November 3, 1912, To the Editor, The Sunday Times, “Equality of the Sexes”
This letter from “Bachelor” is included in Davison’s scrapbook, perhaps
as a reminder that A. Knox was not unique, and that rebutting such
perceptions was work worth doing:
Sir,–Would you allow me to point out to your correspondent, Miss Witte, who
maintains that women do not imitate men, that they have virtually no choice but
to do so? A Sex which is practically devoid of creative faculty must imitate the
one which possesses it, and notwithstanding the malignity with which suffragists
regard men, they pay them that tribute of flattery in everything they attempt.

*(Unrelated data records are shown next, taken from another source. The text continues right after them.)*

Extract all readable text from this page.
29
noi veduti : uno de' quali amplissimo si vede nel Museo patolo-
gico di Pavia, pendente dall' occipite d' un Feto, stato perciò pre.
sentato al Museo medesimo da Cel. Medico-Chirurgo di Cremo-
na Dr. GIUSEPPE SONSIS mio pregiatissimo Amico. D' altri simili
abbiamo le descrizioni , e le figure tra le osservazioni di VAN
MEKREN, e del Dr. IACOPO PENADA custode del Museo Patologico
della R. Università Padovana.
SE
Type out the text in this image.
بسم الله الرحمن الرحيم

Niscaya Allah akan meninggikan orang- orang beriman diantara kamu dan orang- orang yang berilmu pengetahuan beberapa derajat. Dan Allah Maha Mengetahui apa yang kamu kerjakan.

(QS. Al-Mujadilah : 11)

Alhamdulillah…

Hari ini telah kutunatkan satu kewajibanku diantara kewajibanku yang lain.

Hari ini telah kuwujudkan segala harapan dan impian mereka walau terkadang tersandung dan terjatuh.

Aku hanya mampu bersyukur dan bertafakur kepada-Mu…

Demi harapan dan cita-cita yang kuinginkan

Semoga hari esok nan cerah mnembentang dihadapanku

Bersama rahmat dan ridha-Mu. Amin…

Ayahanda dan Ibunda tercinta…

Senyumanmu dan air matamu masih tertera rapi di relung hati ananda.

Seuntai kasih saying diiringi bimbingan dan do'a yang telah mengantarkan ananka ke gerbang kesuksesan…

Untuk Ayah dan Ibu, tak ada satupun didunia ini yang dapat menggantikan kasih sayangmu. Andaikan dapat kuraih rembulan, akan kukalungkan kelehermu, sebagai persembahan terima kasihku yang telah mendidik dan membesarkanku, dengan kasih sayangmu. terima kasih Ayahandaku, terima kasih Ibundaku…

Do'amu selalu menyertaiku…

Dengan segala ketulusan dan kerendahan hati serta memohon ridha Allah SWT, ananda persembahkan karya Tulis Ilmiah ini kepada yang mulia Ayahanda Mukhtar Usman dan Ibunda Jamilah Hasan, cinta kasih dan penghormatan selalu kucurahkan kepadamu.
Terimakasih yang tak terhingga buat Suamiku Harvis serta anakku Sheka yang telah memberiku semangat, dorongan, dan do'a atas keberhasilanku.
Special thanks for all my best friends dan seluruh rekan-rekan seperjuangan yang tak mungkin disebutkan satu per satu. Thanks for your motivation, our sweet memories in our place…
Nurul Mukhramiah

The only practical test to which the problem of the equality of the sexes
can be subjected is achievement and weighed in this balance the pretensions of
women can only be characterized as sheer audacity. Modernity is a blessed
word in the mouth of the Ibsenite and Shavian female of to-day, but so far as the
promotion of modern developments are concerned she has been a signal and
complete failure. However great may be the laurels which the suffragist has
garnered in the arena of hooliganism, mechanical invention, aeronautics and
medical research know her not. A woman philosopher has yet to enlighten
humanity and a woman historian with any power of generalization remains
unborn. As playwrights, a lack of constructive talent has been the most salient
feature of the productions emanating from their pens. Clamouring in season and
out of season for the possession of a vote, not so much as a publication from
their ranks has been issued on such subjects as Tariff Reform, Bimetallism, or
Imperialism. Poetical inspiration they have but little and of humour they are
almost wholly destitute.
In that most superficial of all forms of literature—fiction—women have
undeniably achieved a vast measure of success, but in their hands the novel has
lost its artistic purpose and been converted into a medium of propagandism and
the channel by which as Mr. Maxwell wittily remarked the other day, the ‘crank
gets at his victim.’
The inevitable Madame Curie will, doubtless be trotted out as a
convincing refutation of the sterility of women so far as science is concerned, but
as that lady has never been an independent investigator, as radium as a substance
was the discovery of M. Becquerel, I am not prepared to recognize even
this exception to an army of strenuous futiles. Yours, etc.